Expanding ParaView Catalyst Source Mechanism

Bob_Obara · August 8, 2025, 9:32pm

In the current implementation, it is difficult to extend how channels in a Catalyst Conduit tree get mapped to sources in ParaView pipelines. What I propose here is to make this process a bit more flexible and to allow ParaView users the ability to use their own class of sources.

How Things Currently Work

When Catalyst Execute is called, ParaView Catalyst will check to see if a source proxy has been created for each channel and will create one if necessary. These proxies are maintained by the vtkInSituInitializationHelper class. While processing a Python script, if a proxy needs to be created, the registration name is checked to see if it is a channel name. For those names that correspond to a channel, instead of creating a proxy, it will use one created by ParaView Catalyst. Note that later on, the code will attempt to set the properties on the proxy based on the other input parameters associated with the original constructor call. If the properties are not applicable to the return proxy, they are quietly ignored (due to a setting on the proxy object).

A Closer Look at ParaView’s catalyst_execute_paraview function

The function is passed a Conduit node called params.

This function initially does the following:

Makes sure params contains a catalyst node and that node is a non-empty list
Extracts
- Timestep
- Time
- Output multiblock

It then loops over all of the channels extracting the following information:

Name
Type
Conduit node for the channel’s data
Channel timestep if it exists or uses the timestep extracted earlier
Channel time if it exists or uses the time extracted earlier
Channel output multiblock if it exists or uses the output multiblock earlier

Next if the channel’s type is one supported by Blueprint it will attempt to validate the channel’s data.

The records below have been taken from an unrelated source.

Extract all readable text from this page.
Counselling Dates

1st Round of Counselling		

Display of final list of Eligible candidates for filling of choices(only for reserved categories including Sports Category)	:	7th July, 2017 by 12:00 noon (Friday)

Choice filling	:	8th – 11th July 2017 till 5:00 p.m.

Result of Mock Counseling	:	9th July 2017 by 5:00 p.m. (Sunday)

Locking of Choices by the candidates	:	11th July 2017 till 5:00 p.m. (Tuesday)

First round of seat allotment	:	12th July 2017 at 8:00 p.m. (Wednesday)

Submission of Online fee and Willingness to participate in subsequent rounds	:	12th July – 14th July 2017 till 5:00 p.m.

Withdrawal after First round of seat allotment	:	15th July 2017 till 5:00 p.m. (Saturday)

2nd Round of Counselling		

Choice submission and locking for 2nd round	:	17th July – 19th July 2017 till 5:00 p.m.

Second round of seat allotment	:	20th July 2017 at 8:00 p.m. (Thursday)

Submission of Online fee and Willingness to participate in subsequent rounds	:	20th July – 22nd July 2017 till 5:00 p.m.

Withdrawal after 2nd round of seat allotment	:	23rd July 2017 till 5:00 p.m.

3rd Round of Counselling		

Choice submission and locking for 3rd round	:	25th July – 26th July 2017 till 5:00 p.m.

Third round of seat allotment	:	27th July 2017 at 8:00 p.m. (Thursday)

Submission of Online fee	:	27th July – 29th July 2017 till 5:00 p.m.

It then constructs a new Conduit node that contains all of the information extracted from above called fields. Note: this is part of another node it created called globalFields which doesn’t seem to be used anywhere else.

Finally it calls the appropriate update_producer function (based on the channel type), fetches the producer, grabs its client side object as a vtkAlgorithm and calls SetNoPriorTemporalAccessInformationKey.

The Update Producer functions

There are currently 3:

bool update_producer_mesh_blueprint(const std::string& channel_name, const conduit_node* node, const conduit_node* global_fields, bool multimesh, const conduit_node* assemblyNode, bool multiblock, bool amr)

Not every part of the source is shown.